8.Il est indiqué, dans les réponses écrites, que les crédits alloués à la Commission nationale des droits de l’homme représentent 0,11 % du budget national, ce qui est considérable. Toutefois, selon certaines informations, 30 % seulement de ces crédits seraient effectivement affectés à la Commission et, depuis mars 2017, plus aucune ressource ne lui aurait été allouée. La délégation voudra bien donner des précisions sur les mesures prises pour faire en sorte que la Commission soit dotée de suffisamment de moyens pour pouvoir s’acquitter efficacement de son mandat sur tout le territoire national.

9.M. de Frouville relève que l’État partie a fourni très peu d’informations sur les mesures prises en vue de donner suite aux constatations du Comité au titre du premier Protocole facultatif se rapportant au Pacte. Étant donné que, dans son rapport, il se disait prêt à collaborer avec le Comité et acceptait la proposition formulée par celui-ci dans ses précédentes observations finales (CCPR/C/COD/CO/3) de désigner un rapporteur spécial qui se rendrait dans le pays pour aider l’État partie à donner suite aux constatations du Comité, M. de Frouville dit que le dialogue en cours pourrait être l’occasion de débattre des modalités et de l’organisation d’une telle mission.
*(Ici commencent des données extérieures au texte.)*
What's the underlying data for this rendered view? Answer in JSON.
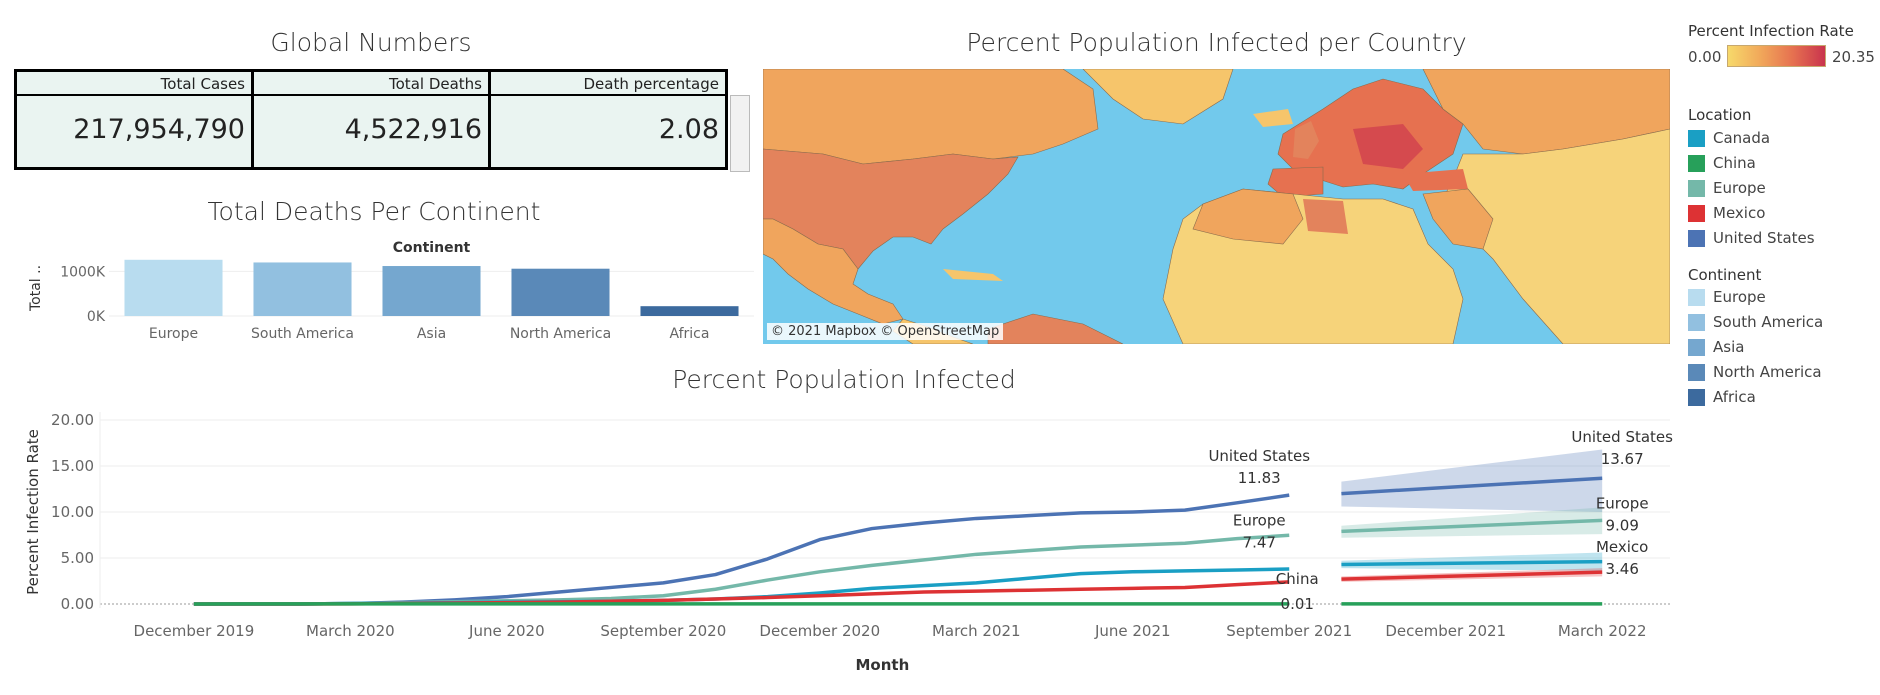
{
  "global_numbers": {
    "title": "Global Numbers",
    "headers": [
      "Total Cases",
      "Total Deaths",
      "Death percentage"
    ],
    "values": [
      "217,954,790",
      "4,522,916",
      "2.08"
    ]
  },
  "map": {
    "title": "Percent Population Infected per Country",
    "credit": "© 2021 Mapbox © OpenStreetMap"
  },
  "legend_rate": {
    "title": "Percent Infection Rate",
    "min": "0.00",
    "max": "20.35"
  },
  "legend_location": {
    "title": "Location",
    "items": [
      {
        "label": "Canada",
        "color": "#1a9fc4"
      },
      {
        "label": "China",
        "color": "#27a05a"
      },
      {
        "label": "Europe",
        "color": "#74b8a9"
      },
      {
        "label": "Mexico",
        "color": "#dd3234"
      },
      {
        "label": "United States",
        "color": "#4c73b4"
      }
    ]
  },
  "legend_continent": {
    "title": "Continent",
    "items": [
      {
        "label": "Europe",
        "color": "#b8dcef"
      },
      {
        "label": "South America",
        "color": "#92c0e0"
      },
      {
        "label": "Asia",
        "color": "#75a7cf"
      },
      {
        "label": "North America",
        "color": "#5a89b8"
      },
      {
        "label": "Africa",
        "color": "#3c6a9e"
      }
    ]
  },
  "chart_data": [
    {
      "type": "bar",
      "title": "Total Deaths Per Continent",
      "column_header": "Continent",
      "ylabel": "Total ..",
      "categories": [
        "Europe",
        "South America",
        "Asia",
        "North America",
        "Africa"
      ],
      "values": [
        1260000,
        1200000,
        1120000,
        1060000,
        220000
      ],
      "colors": [
        "#b8dcef",
        "#92c0e0",
        "#75a7cf",
        "#5a89b8",
        "#3c6a9e"
      ],
      "yticks": [
        {
          "value": 0,
          "label": "0K"
        },
        {
          "value": 1000000,
          "label": "1000K"
        }
      ],
      "ylim": [
        0,
        1300000
      ]
    },
    {
      "type": "line",
      "title": "Percent Population Infected",
      "xlabel": "Month",
      "ylabel": "Percent Infection Rate",
      "ylim": [
        0,
        20
      ],
      "yticks": [
        "0.00",
        "5.00",
        "10.00",
        "15.00",
        "20.00"
      ],
      "xticks": [
        {
          "label": "December 2019",
          "x": 0
        },
        {
          "label": "March 2020",
          "x": 3
        },
        {
          "label": "June 2020",
          "x": 6
        },
        {
          "label": "September 2020",
          "x": 9
        },
        {
          "label": "December 2020",
          "x": 12
        },
        {
          "label": "March 2021",
          "x": 15
        },
        {
          "label": "June 2021",
          "x": 18
        },
        {
          "label": "September 2021",
          "x": 21
        },
        {
          "label": "December 2021",
          "x": 24
        },
        {
          "label": "March 2022",
          "x": 27
        }
      ],
      "series": [
        {
          "name": "United States",
          "color": "#4c73b4",
          "x": [
            0,
            1,
            2,
            3,
            4,
            5,
            6,
            7,
            8,
            9,
            10,
            11,
            12,
            13,
            14,
            15,
            16,
            17,
            18,
            19,
            20,
            21
          ],
          "values": [
            0,
            0,
            0,
            0.05,
            0.2,
            0.45,
            0.8,
            1.3,
            1.8,
            2.3,
            3.2,
            4.9,
            7.0,
            8.2,
            8.8,
            9.3,
            9.6,
            9.9,
            10.0,
            10.2,
            11.0,
            11.83
          ],
          "forecast": {
            "x": [
              22,
              27
            ],
            "values": [
              12.0,
              13.67
            ],
            "lower": [
              10.6,
              10.0
            ],
            "upper": [
              13.3,
              16.8
            ]
          },
          "label_end": "11.83",
          "label_fc": "13.67"
        },
        {
          "name": "Europe",
          "color": "#74b8a9",
          "x": [
            0,
            1,
            2,
            3,
            4,
            5,
            6,
            7,
            8,
            9,
            10,
            11,
            12,
            13,
            14,
            15,
            16,
            17,
            18,
            19,
            20,
            21
          ],
          "values": [
            0,
            0,
            0,
            0.05,
            0.15,
            0.25,
            0.35,
            0.45,
            0.6,
            0.9,
            1.6,
            2.6,
            3.5,
            4.2,
            4.8,
            5.4,
            5.8,
            6.2,
            6.4,
            6.6,
            7.1,
            7.47
          ],
          "forecast": {
            "x": [
              22,
              27
            ],
            "values": [
              7.9,
              9.09
            ],
            "lower": [
              7.2,
              7.6
            ],
            "upper": [
              8.5,
              10.5
            ]
          },
          "label_end": "7.47",
          "label_fc": "9.09"
        },
        {
          "name": "Canada",
          "color": "#1a9fc4",
          "x": [
            0,
            1,
            2,
            3,
            4,
            5,
            6,
            7,
            8,
            9,
            10,
            11,
            12,
            13,
            14,
            15,
            16,
            17,
            18,
            19,
            20,
            21
          ],
          "values": [
            0,
            0,
            0,
            0.05,
            0.1,
            0.15,
            0.2,
            0.25,
            0.3,
            0.4,
            0.55,
            0.8,
            1.2,
            1.7,
            2.0,
            2.3,
            2.8,
            3.3,
            3.5,
            3.6,
            3.7,
            3.8
          ],
          "forecast": {
            "x": [
              22,
              27
            ],
            "values": [
              4.3,
              4.6
            ],
            "lower": [
              3.9,
              3.6
            ],
            "upper": [
              4.7,
              5.6
            ]
          },
          "label_end": "",
          "label_fc": ""
        },
        {
          "name": "Mexico",
          "color": "#dd3234",
          "x": [
            0,
            1,
            2,
            3,
            4,
            5,
            6,
            7,
            8,
            9,
            10,
            11,
            12,
            13,
            14,
            15,
            16,
            17,
            18,
            19,
            20,
            21
          ],
          "values": [
            0,
            0,
            0,
            0.02,
            0.05,
            0.1,
            0.15,
            0.2,
            0.3,
            0.4,
            0.55,
            0.7,
            0.9,
            1.1,
            1.3,
            1.4,
            1.5,
            1.6,
            1.7,
            1.8,
            2.1,
            2.4
          ],
          "forecast": {
            "x": [
              22,
              27
            ],
            "values": [
              2.7,
              3.46
            ],
            "lower": [
              2.4,
              3.0
            ],
            "upper": [
              3.0,
              3.9
            ]
          },
          "label_end": "",
          "label_fc": "3.46"
        },
        {
          "name": "China",
          "color": "#27a05a",
          "x": [
            0,
            1,
            2,
            3,
            4,
            5,
            6,
            7,
            8,
            9,
            10,
            11,
            12,
            13,
            14,
            15,
            16,
            17,
            18,
            19,
            20,
            21
          ],
          "values": [
            0,
            0.01,
            0.01,
            0.01,
            0.01,
            0.01,
            0.01,
            0.01,
            0.01,
            0.01,
            0.01,
            0.01,
            0.01,
            0.01,
            0.01,
            0.01,
            0.01,
            0.01,
            0.01,
            0.01,
            0.01,
            0.01
          ],
          "forecast": {
            "x": [
              22,
              27
            ],
            "values": [
              0.01,
              0.01
            ],
            "lower": [
              0.01,
              0.01
            ],
            "upper": [
              0.01,
              0.01
            ]
          },
          "label_end": "0.01",
          "label_fc": ""
        }
      ]
    }
  ]
}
10.L’État partie ayant indiqué, dans ses réponses écrites à la liste de points, qu’il n’envisageait pas pour le moment de réexaminer les articles du Code pénal réprimant l’interruption volontaire de grossesse car ce type d’intervention avait des effets néfastes sur la santé des femmes, M. de Frouville fait observer que, d’après une étude publiée en 2013 par l’Organisation mondiale de la Santé (OMS), l’avortement, lorsqu’il est pratiqué dans de bonnes conditions d’hygiène par des prestataires de soins qualifiés, est une procédure médicale très sûre. Sa pénalisation entraîne un accroissement des avortements non médicalisés, lesquels sont la cause de 47 000 décès de femmes par an. De plus, à Kinshasa, la moitié des grossesses ne sont pas désirées, un quart des jeunes filles tombent enceintes avant l’âge de 19 ans, et une grossesse sur 100 entraîne le décès de la mère. Même lorsqu’elles remplissent les conditions prévues par la loi, les Congolaises n’ont pas accès à l’avortement. La délégation voudra bien commenter cette étude et fournir les statistiques demandées dans la liste de points sur le nombre annuel de décès résultant d’un avortement clandestin, de femmes condamnées pour avoir avorté et de personnes condamnées pour avoir pratiqué une interruption volontaire de grossesse.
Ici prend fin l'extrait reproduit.